Budidaya Ikan Air Tawar, Bupati Lay Tabur 60 Ribu Benih Lele
Laporan Yansen Bau
Atambua, NTTOnlinenow.com – Pemerintah Kabupaten (Pemkab) Belu budidaya ikan air tawar. Budidaya ikan lele dengan pola kolam terpal pertama kali digalakkan di Propinsi NTT khususnya di wilayah Belu, perbatasan Indonesia-Timor Leste.
Budidaya ikan lele program Kementerian Kelautan dan Perikanan, Dirjen Perikanan Budidaya Balai Besar Perikanan Budidaya Air Tawar pertama di provinsi NTT dengan total dana 400 juta berlokasi di Pokdakan Cempaka Lalosuk, Desa Manleten, Kecamatan Tasifeto Timur.
Penebaran benih pada percontohan budidaya lele sistem bioflok langsung oleh Bupati Belu, Willybrodus Lay dengan menabur 60 ribu ekor benih ikan lele secara simbolis pada 20 kolam dari terpal didampingi Dirjen Perikanan Budidaya Slamet Subiakto, Sabtu (30/9/2017).
Menurut Bupati Lay, budidaya lele sistem bioflok sangat membantu warga masyarakat di Kabupaten Belu. Dengan adanya budidaya ini selain tingkatkan ekonomi warga juga warga mudah mendapatkan salah satu ikan yang mengandung sumber protein tinggi.
“Hal ini sangat membantu kami, dan kalau bisa disetiap Desa ada budidaya ikan lele. Kenapa, karena ini mengandung salah satu sumber protein,” ujar dia.
Baca juga : Karateka Inkai Belu Gashuku Persiapan Ujian Kenaikan Tingkat
Dia menyampaikan ucapan terimakasih kepada Dirjen yang telah membantu dengan program budidaya ikan air tawar. Teknologi bioflok ikan ini sangat luar biasa bagi kami. Ini menjadi pilot project bagi kami, daripada kami mengirim warga masyarakat ke Sukabumi untuk belajar.
“Saya juga punya perhatian untuk budidaya. Ini budidaya ikan air tawar, kalau bisa ada budidaya ikan air laut dan kepiting. Kita punya potensi yang besar hanya kita tidak punya teknologi dan pengetahuannya. Terimakasih Pak Dirjen telah datang ke Atambua membawa teknologi ini,” kata Lay.

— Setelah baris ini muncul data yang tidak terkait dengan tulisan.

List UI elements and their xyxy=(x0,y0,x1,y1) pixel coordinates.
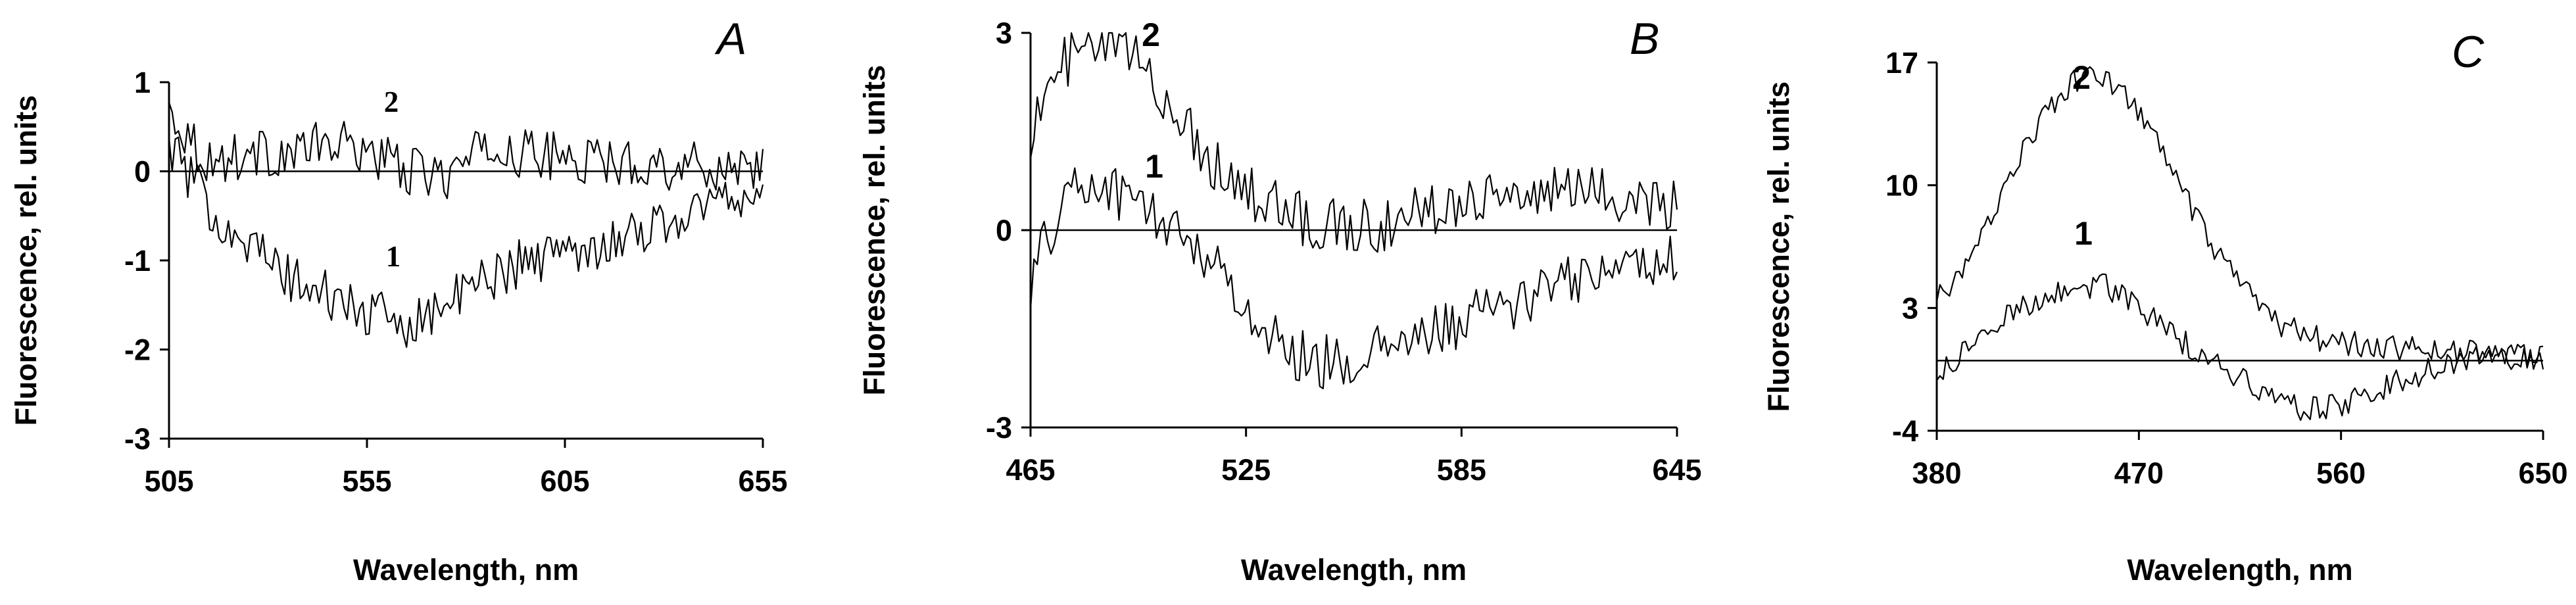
panel-b-series-1-line xyxy=(1029,167,1678,389)
panel-c-y-axis-label: Fluorescence, rel. units xyxy=(1762,82,1795,412)
panel-c-y-tick-label: 17 xyxy=(1885,46,1918,80)
panel-c-series-2-label: 2 xyxy=(2072,59,2091,96)
panel-b-x-axis-label: Wavelength, nm xyxy=(1241,553,1467,587)
panel-a-x-tick-label: 605 xyxy=(540,464,589,498)
panel-a-y-axis-label: Fluorescence, rel. units xyxy=(9,95,43,426)
panel-c-x-tick-label: 380 xyxy=(1912,456,1961,490)
panel-c-x-tick-label: 560 xyxy=(2316,456,2366,490)
panel-b-y-tick-label: -3 xyxy=(986,411,1012,445)
panel-c-x-tick-label: 470 xyxy=(2114,456,2164,490)
panel-c-series-1-label: 1 xyxy=(2074,215,2093,252)
panel-b-series-1-label: 1 xyxy=(1145,148,1163,185)
panel-a-y-tick-label: -2 xyxy=(124,333,151,367)
panel-b-x-tick-label: 465 xyxy=(1006,453,1055,487)
panel-c-series-1-line xyxy=(1936,273,2544,422)
panel-b-series-2-label: 2 xyxy=(1142,16,1160,53)
panel-a-series-1-line xyxy=(168,136,764,348)
panel-a-series-2-line xyxy=(168,102,764,199)
panel-a-x-axis-label: Wavelength, nm xyxy=(353,553,579,587)
panel-b-series-2-line xyxy=(1029,32,1678,253)
panel-b-y-tick-label: 0 xyxy=(996,214,1012,247)
panel-b-x-tick-label: 525 xyxy=(1221,453,1271,487)
panel-a-letter: A xyxy=(714,14,746,64)
panel-c-x-axis-label: Wavelength, nm xyxy=(2127,553,2352,587)
panel-c-series-2-line xyxy=(1935,66,2544,370)
panel-a-y-tick-label: -1 xyxy=(124,244,151,278)
panel-a-x-tick-label: 555 xyxy=(342,464,391,498)
panel-a-series-1-label: 1 xyxy=(386,240,401,273)
panel-b-y-axis-label: Fluorescence, rel. units xyxy=(858,65,891,396)
panel-c-letter: C xyxy=(2452,27,2485,77)
panel-a-y-tick-label: 0 xyxy=(134,155,151,189)
panel-c-y-tick-label: 10 xyxy=(1885,169,1918,203)
panel-a-y-tick-label: 1 xyxy=(134,66,151,99)
panel-b-x-tick-label: 585 xyxy=(1437,453,1486,487)
panel-c-y-tick-label: 3 xyxy=(1902,291,1918,325)
panel-c-y-tick-label: -4 xyxy=(1892,414,1918,448)
panel-b-y-tick-label: 3 xyxy=(996,16,1012,50)
panel-c-x-tick-label: 650 xyxy=(2518,456,2567,490)
panel-a-y-tick-label: -3 xyxy=(124,422,151,456)
panel-a-x-tick-label: 655 xyxy=(738,464,787,498)
panel-a-x-tick-label: 505 xyxy=(144,464,193,498)
panel-a-series-2-label: 2 xyxy=(384,85,399,118)
panel-b-letter: B xyxy=(1630,14,1659,64)
panel-b-x-tick-label: 645 xyxy=(1652,453,1701,487)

Dirjen Perikanan Budidaya Slamet Subiakto menuturkan, biofrok merupakan budidaya dengan memberi pakan berupa mikro organisme antara lain plankton dan phytoplankton yang mampu menguraikan makanan menjadi siap santap oleh lele.
“Nanti yang lain bisa menyusul, asalkan percontohan ini jadi dan berkembang, baru nanti untuk kegiatan-kegiatan yang lain. Faktor utama yang mahal adalah pakannya, kalau warga kelompok berhasil baru berikutnya kita kirim alat mesin pembuat pakannya,” janji dia.
Selain itu juga pembenihan lele atau ikan. Karena lele disini didatangkan dari Jawa, kedepannya kita akan datangkan bibit lelenya, sehingga warga bisa memiliki benih sendiri tanpa didatangkan dari luar daerah. “Disini saya lihat masih apa adanya, tapi harus ada sentuhan teknologi, nanti kita akan buat model pembibitan yang betul agar bisa jadi panutan atau percontohan bagi yang lain,” pungkas Slamet.